Le bonheur réside dans la créativité

Europe & Orient | 12 Avr 2025 | Interviews

Arpine Kalinina : « Le bonheur réside dans la créativité ».

 

par Atrsvi Bakhchinyan

 

EREVAN – En février dernier, le 16e « Armenian Composing Art Festival », organisé par l’Orchestre symphonique d’État arménien, s’est déroulé à Erevan. Lors du deuxième concert, le 17 février, une pièce de la jeune compositrice Arpine Kalinina, originaire d’Erevan, Impatience of the Heart, a été créée.

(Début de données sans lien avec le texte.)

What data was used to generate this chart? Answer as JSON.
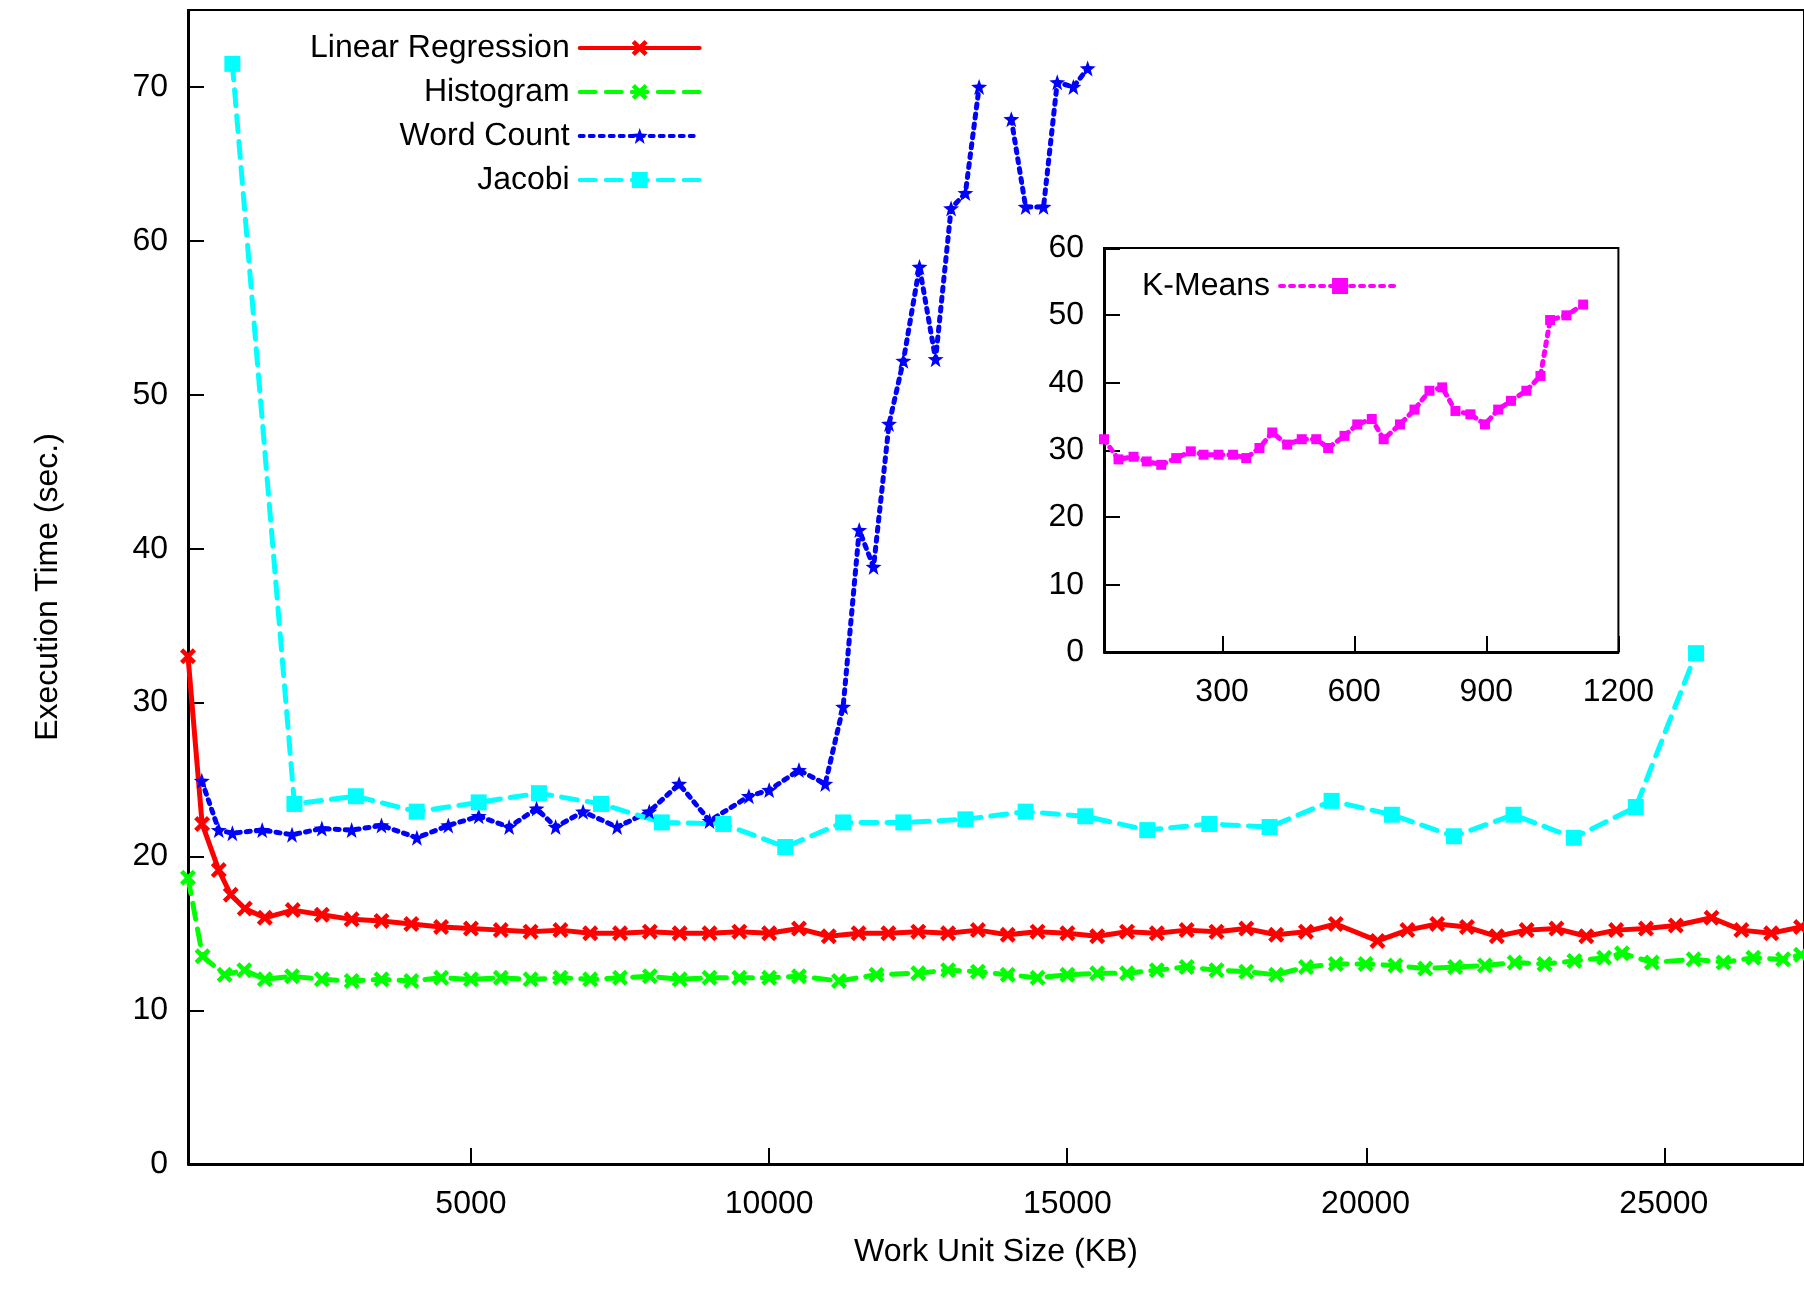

Kalinina est diplômée du Conservatoire d’État Komitas d’Erevan, où elle s’est spécialisée en composition (sous la direction du professeur Levon Chaushyan) et en piano (sous la direction du professeur Maro Ghazaryan). Elle a ensuite obtenu une maîtrise en composition à la Royal Academy of Music de Londres, où elle a étudié avec les professeurs Gary Carpenter et Paul Patterson. Elle est l’auteur d’œuvres vocales-instrumentales, de chambre et orchestrales qui ont été jouées en Arménie et à l’étranger. En tant que compositrice, elle a reçu des prix nationaux et internationaux, notamment le prix « Triumph » pour des réalisations exceptionnelles dans le domaine des arts dans la Fédération de Russie (Moscou, 2010) et un certificat pour avoir atteint la phase finale du concours mondial Bartók pour quatuors à cordes (Budapest, 2020).

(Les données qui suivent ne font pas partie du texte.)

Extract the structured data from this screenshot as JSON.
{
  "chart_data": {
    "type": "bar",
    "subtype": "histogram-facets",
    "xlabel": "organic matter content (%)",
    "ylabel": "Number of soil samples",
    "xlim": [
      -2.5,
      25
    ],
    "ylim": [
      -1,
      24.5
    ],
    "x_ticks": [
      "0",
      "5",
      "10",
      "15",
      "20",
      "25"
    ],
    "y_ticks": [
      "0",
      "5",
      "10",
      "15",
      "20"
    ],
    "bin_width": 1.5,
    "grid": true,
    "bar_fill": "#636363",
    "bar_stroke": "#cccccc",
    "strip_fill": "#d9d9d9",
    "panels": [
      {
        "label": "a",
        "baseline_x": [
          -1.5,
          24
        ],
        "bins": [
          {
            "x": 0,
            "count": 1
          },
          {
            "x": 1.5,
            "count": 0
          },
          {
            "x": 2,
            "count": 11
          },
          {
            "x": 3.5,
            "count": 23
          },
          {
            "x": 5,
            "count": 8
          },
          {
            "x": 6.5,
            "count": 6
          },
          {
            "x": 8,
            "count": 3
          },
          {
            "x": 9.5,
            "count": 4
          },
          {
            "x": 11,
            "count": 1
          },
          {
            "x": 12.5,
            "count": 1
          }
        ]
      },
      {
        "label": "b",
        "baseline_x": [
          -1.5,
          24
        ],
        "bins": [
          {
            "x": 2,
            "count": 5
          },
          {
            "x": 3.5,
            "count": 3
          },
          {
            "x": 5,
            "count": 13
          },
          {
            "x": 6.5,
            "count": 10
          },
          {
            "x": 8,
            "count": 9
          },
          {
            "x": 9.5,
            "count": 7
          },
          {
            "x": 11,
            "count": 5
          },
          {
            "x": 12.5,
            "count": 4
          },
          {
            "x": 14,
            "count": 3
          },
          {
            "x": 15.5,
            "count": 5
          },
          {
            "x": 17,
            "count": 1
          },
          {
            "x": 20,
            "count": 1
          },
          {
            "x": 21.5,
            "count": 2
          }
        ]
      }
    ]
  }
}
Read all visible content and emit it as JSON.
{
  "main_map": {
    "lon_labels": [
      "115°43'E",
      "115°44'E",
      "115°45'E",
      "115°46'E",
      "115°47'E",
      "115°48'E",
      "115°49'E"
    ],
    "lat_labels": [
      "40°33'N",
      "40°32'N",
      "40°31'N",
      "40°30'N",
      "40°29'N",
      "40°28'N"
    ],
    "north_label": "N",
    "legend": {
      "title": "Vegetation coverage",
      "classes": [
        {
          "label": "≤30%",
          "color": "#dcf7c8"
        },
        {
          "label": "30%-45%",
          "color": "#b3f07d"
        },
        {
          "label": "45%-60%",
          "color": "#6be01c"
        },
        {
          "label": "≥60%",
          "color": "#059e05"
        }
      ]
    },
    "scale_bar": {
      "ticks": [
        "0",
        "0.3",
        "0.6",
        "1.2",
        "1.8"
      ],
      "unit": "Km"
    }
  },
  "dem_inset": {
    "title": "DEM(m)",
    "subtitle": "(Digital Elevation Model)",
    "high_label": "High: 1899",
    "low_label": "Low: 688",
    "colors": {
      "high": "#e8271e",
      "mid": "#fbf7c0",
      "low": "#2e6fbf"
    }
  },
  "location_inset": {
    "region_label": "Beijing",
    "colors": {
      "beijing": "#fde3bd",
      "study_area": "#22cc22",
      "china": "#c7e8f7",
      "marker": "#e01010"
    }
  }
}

Ses activités sont multiples. En 2007, elle a fondé et dirigé l’ensemble Kantegh (Lanterne) de musique classique arménienne en tant que directrice artistique et pianiste jusqu’en 2021. Elle a initié et mis en œuvre des projets de concerts interculturels, tels que la série de concerts British-Armenian Musical Bridge (Erevan-Londres, en cours depuis 2017) et le Armenian-German Musical Bridge (Cologne, 2024). En outre, elle est activement engagée dans le travail pédagogique.

Chère Arpine, permettez-moi de vous féliciter à nouveau pour la première de Impatience of the Heart. Je pense que beaucoup seraient intéressés de savoir ce qui unit les fondements littéraires de votre pièce, qui sont basés sur les œuvres de Stefan Zweig et de Yeghishe Charents, deux auteurs sans lien apparent.

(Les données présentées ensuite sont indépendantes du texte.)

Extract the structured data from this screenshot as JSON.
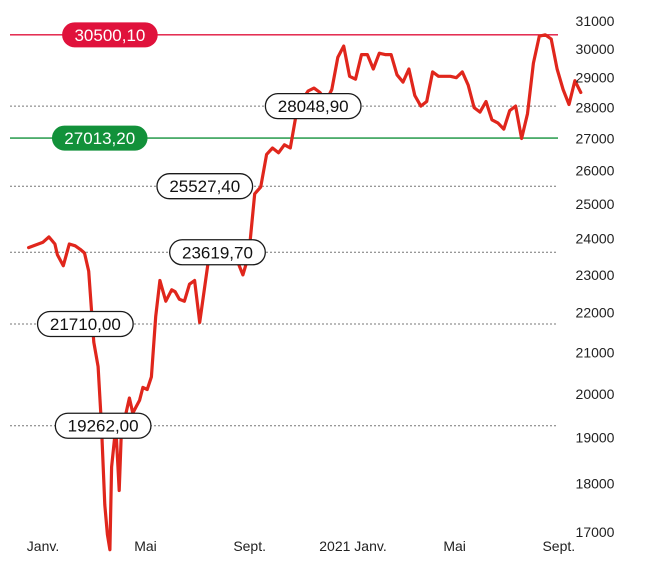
{
  "chart_data": {
    "type": "line",
    "title": "",
    "xlabel": "",
    "ylabel": "",
    "ylim": [
      16800,
      31200
    ],
    "yscale": "log",
    "y_ticks": [
      31000,
      30000,
      29000,
      28000,
      27000,
      26000,
      25000,
      24000,
      23000,
      22000,
      21000,
      20000,
      19000,
      18000,
      17000
    ],
    "x_ticks": [
      {
        "label": "Janv.",
        "date": "2020-01-01"
      },
      {
        "label": "Mai",
        "date": "2020-05-01"
      },
      {
        "label": "Sept.",
        "date": "2020-09-01"
      },
      {
        "label": "2021 Janv.",
        "date": "2021-01-01"
      },
      {
        "label": "Mai",
        "date": "2021-05-01"
      },
      {
        "label": "Sept.",
        "date": "2021-09-01"
      }
    ],
    "line_color": "#e0261c",
    "grid": false,
    "legend": "none",
    "series": [
      {
        "x": [
          "2019-12-15",
          "2020-01-01",
          "2020-01-08",
          "2020-01-15",
          "2020-01-18",
          "2020-01-25",
          "2020-02-01",
          "2020-02-08",
          "2020-02-14",
          "2020-02-19",
          "2020-02-24",
          "2020-03-01",
          "2020-03-06",
          "2020-03-10",
          "2020-03-14",
          "2020-03-17",
          "2020-03-20",
          "2020-03-22",
          "2020-03-27",
          "2020-03-31",
          "2020-04-03",
          "2020-04-08",
          "2020-04-12",
          "2020-04-16",
          "2020-04-20",
          "2020-04-24",
          "2020-04-28",
          "2020-05-03",
          "2020-05-08",
          "2020-05-13",
          "2020-05-18",
          "2020-05-25",
          "2020-06-01",
          "2020-06-05",
          "2020-06-10",
          "2020-06-16",
          "2020-06-22",
          "2020-06-28",
          "2020-07-04",
          "2020-07-10",
          "2020-07-14",
          "2020-07-20",
          "2020-07-27",
          "2020-08-03",
          "2020-08-10",
          "2020-08-17",
          "2020-08-24",
          "2020-08-31",
          "2020-09-07",
          "2020-09-14",
          "2020-09-21",
          "2020-09-28",
          "2020-10-05",
          "2020-10-12",
          "2020-10-19",
          "2020-10-26",
          "2020-11-02",
          "2020-11-09",
          "2020-11-16",
          "2020-11-23",
          "2020-11-30",
          "2020-12-07",
          "2020-12-14",
          "2020-12-21",
          "2020-12-28",
          "2021-01-04",
          "2021-01-11",
          "2021-01-18",
          "2021-01-25",
          "2021-02-01",
          "2021-02-08",
          "2021-02-15",
          "2021-02-22",
          "2021-03-01",
          "2021-03-08",
          "2021-03-15",
          "2021-03-22",
          "2021-03-29",
          "2021-04-05",
          "2021-04-12",
          "2021-04-19",
          "2021-04-26",
          "2021-05-03",
          "2021-05-10",
          "2021-05-17",
          "2021-05-24",
          "2021-05-31",
          "2021-06-07",
          "2021-06-14",
          "2021-06-21",
          "2021-06-28",
          "2021-07-05",
          "2021-07-12",
          "2021-07-19",
          "2021-07-26",
          "2021-08-02",
          "2021-08-09",
          "2021-08-16",
          "2021-08-23",
          "2021-08-30",
          "2021-09-06",
          "2021-09-13",
          "2021-09-20",
          "2021-09-27"
        ],
        "y": [
          23750,
          23900,
          24050,
          23850,
          23550,
          23250,
          23850,
          23800,
          23700,
          23600,
          23100,
          21250,
          20650,
          19300,
          17550,
          16950,
          16650,
          18350,
          19250,
          17850,
          19400,
          19550,
          19900,
          19550,
          19700,
          19850,
          20150,
          20100,
          20400,
          21900,
          22850,
          22300,
          22600,
          22550,
          22350,
          22300,
          22750,
          22850,
          21750,
          22700,
          23350,
          23600,
          23650,
          23650,
          23650,
          23400,
          23000,
          23550,
          25300,
          25500,
          26500,
          26700,
          26550,
          26800,
          26700,
          27800,
          28250,
          28550,
          28650,
          28500,
          28200,
          28600,
          29700,
          30100,
          29050,
          28950,
          29800,
          29800,
          29300,
          29850,
          29800,
          29800,
          29100,
          28850,
          29300,
          28400,
          28050,
          28200,
          29200,
          29050,
          29050,
          29050,
          29000,
          29200,
          28750,
          28000,
          27850,
          28200,
          27600,
          27500,
          27300,
          27900,
          28050,
          27000,
          27800,
          29500,
          30450,
          30500,
          30350,
          29300,
          28600,
          28100,
          28900,
          28500
        ]
      }
    ],
    "reference_lines": [
      {
        "value": 30500.1,
        "label": "30500,10",
        "color": "#e0123c",
        "style": "solid",
        "pill": "filled",
        "pill_date": "2020-03-20"
      },
      {
        "value": 28048.9,
        "label": "28048,90",
        "color": "#555555",
        "style": "dotted",
        "pill": "outline",
        "pill_date": "2020-11-15"
      },
      {
        "value": 27013.2,
        "label": "27013,20",
        "color": "#12913a",
        "style": "solid",
        "pill": "filled",
        "pill_date": "2020-03-08"
      },
      {
        "value": 25527.4,
        "label": "25527,40",
        "color": "#555555",
        "style": "dotted",
        "pill": "outline",
        "pill_date": "2020-07-10"
      },
      {
        "value": 23619.7,
        "label": "23619,70",
        "color": "#555555",
        "style": "dotted",
        "pill": "outline",
        "pill_date": "2020-07-25"
      },
      {
        "value": 21710.0,
        "label": "21710,00",
        "color": "#555555",
        "style": "dotted",
        "pill": "outline",
        "pill_date": "2020-02-20"
      },
      {
        "value": 19262.0,
        "label": "19262,00",
        "color": "#555555",
        "style": "dotted",
        "pill": "outline",
        "pill_date": "2020-03-12"
      }
    ]
  }
}
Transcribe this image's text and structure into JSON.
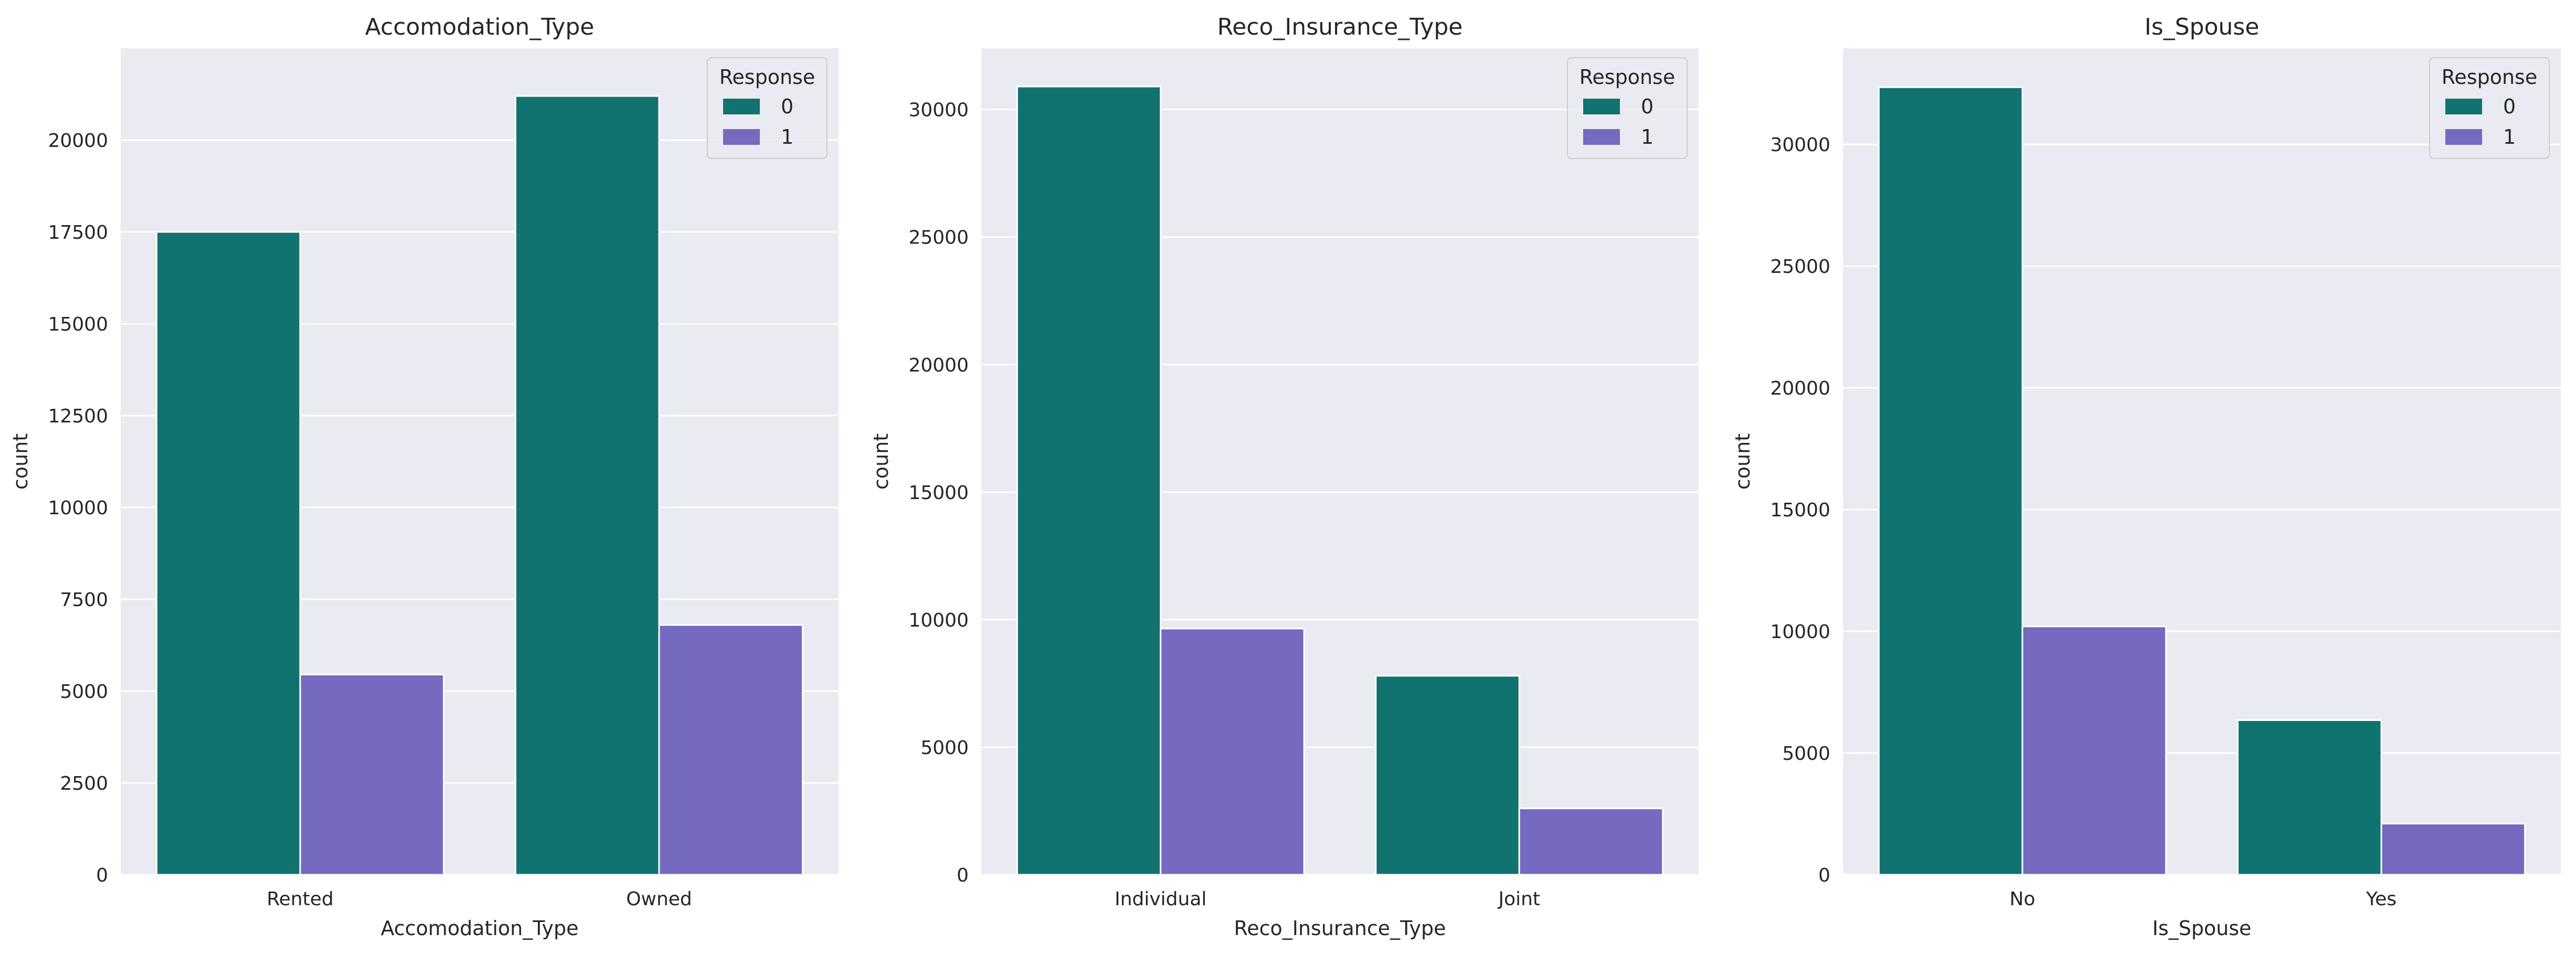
{
  "chart_data": [
    {
      "type": "bar",
      "title": "Accomodation_Type",
      "xlabel": "Accomodation_Type",
      "ylabel": "count",
      "categories": [
        "Rented",
        "Owned"
      ],
      "series": [
        {
          "name": "0",
          "values": [
            17500,
            21200
          ]
        },
        {
          "name": "1",
          "values": [
            5450,
            6800
          ]
        }
      ],
      "ylim": [
        0,
        22500
      ],
      "yticks": [
        0,
        2500,
        5000,
        7500,
        10000,
        12500,
        15000,
        17500,
        20000
      ],
      "ytick_labels": [
        "0",
        "2500",
        "5000",
        "7500",
        "10000",
        "12500",
        "15000",
        "17500",
        "20000"
      ],
      "legend_title": "Response",
      "legend_position": "top-right",
      "grid": true
    },
    {
      "type": "bar",
      "title": "Reco_Insurance_Type",
      "xlabel": "Reco_Insurance_Type",
      "ylabel": "count",
      "categories": [
        "Individual",
        "Joint"
      ],
      "series": [
        {
          "name": "0",
          "values": [
            30900,
            7800
          ]
        },
        {
          "name": "1",
          "values": [
            9650,
            2600
          ]
        }
      ],
      "ylim": [
        0,
        32400
      ],
      "yticks": [
        0,
        5000,
        10000,
        15000,
        20000,
        25000,
        30000
      ],
      "ytick_labels": [
        "0",
        "5000",
        "10000",
        "15000",
        "20000",
        "25000",
        "30000"
      ],
      "legend_title": "Response",
      "legend_position": "top-right",
      "grid": true
    },
    {
      "type": "bar",
      "title": "Is_Spouse",
      "xlabel": "Is_Spouse",
      "ylabel": "count",
      "categories": [
        "No",
        "Yes"
      ],
      "series": [
        {
          "name": "0",
          "values": [
            32350,
            6350
          ]
        },
        {
          "name": "1",
          "values": [
            10200,
            2100
          ]
        }
      ],
      "ylim": [
        0,
        33950
      ],
      "yticks": [
        0,
        5000,
        10000,
        15000,
        20000,
        25000,
        30000
      ],
      "ytick_labels": [
        "0",
        "5000",
        "10000",
        "15000",
        "20000",
        "25000",
        "30000"
      ],
      "legend_title": "Response",
      "legend_position": "top-right",
      "grid": true
    }
  ],
  "colors": {
    "series_0": "#117370",
    "series_1": "#7569c0",
    "plot_background": "#eaeaf2",
    "grid": "#ffffff",
    "text": "#262626"
  }
}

La littérature joue un rôle important dans ma vie créative, et cette pièce a également un fondement littéraire. J’ai composé Impatience of the Heart pour soprano, violon, violoncelle et orchestre en 2008, en m’inspirant du roman de Stefan Zweig, Beware of Pity. J’ai révisé la pièce en 2025 spécialement pour cette représentation. À travers les voix de trois solistes, j’ai dépeint les personnages centraux du roman. Il s’agit d’un amour tragique. J’ai exprimé l’état émotionnel dramatique de l’héroïne à travers deux poèmes de Charents. Sa poésie occupe une place particulière dans mes compositions vocales et, au fil des ans, je me suis souvent tournée vers ses poèmes. D’ailleurs, j’ai été particulièrement ravie que les descendants de Yeghishe Charents – sa petite-fille, Mme Gohar Charents, et son arrière-petite-fille, Nane Djerrahian – soient présents dans la salle pendant la représentation.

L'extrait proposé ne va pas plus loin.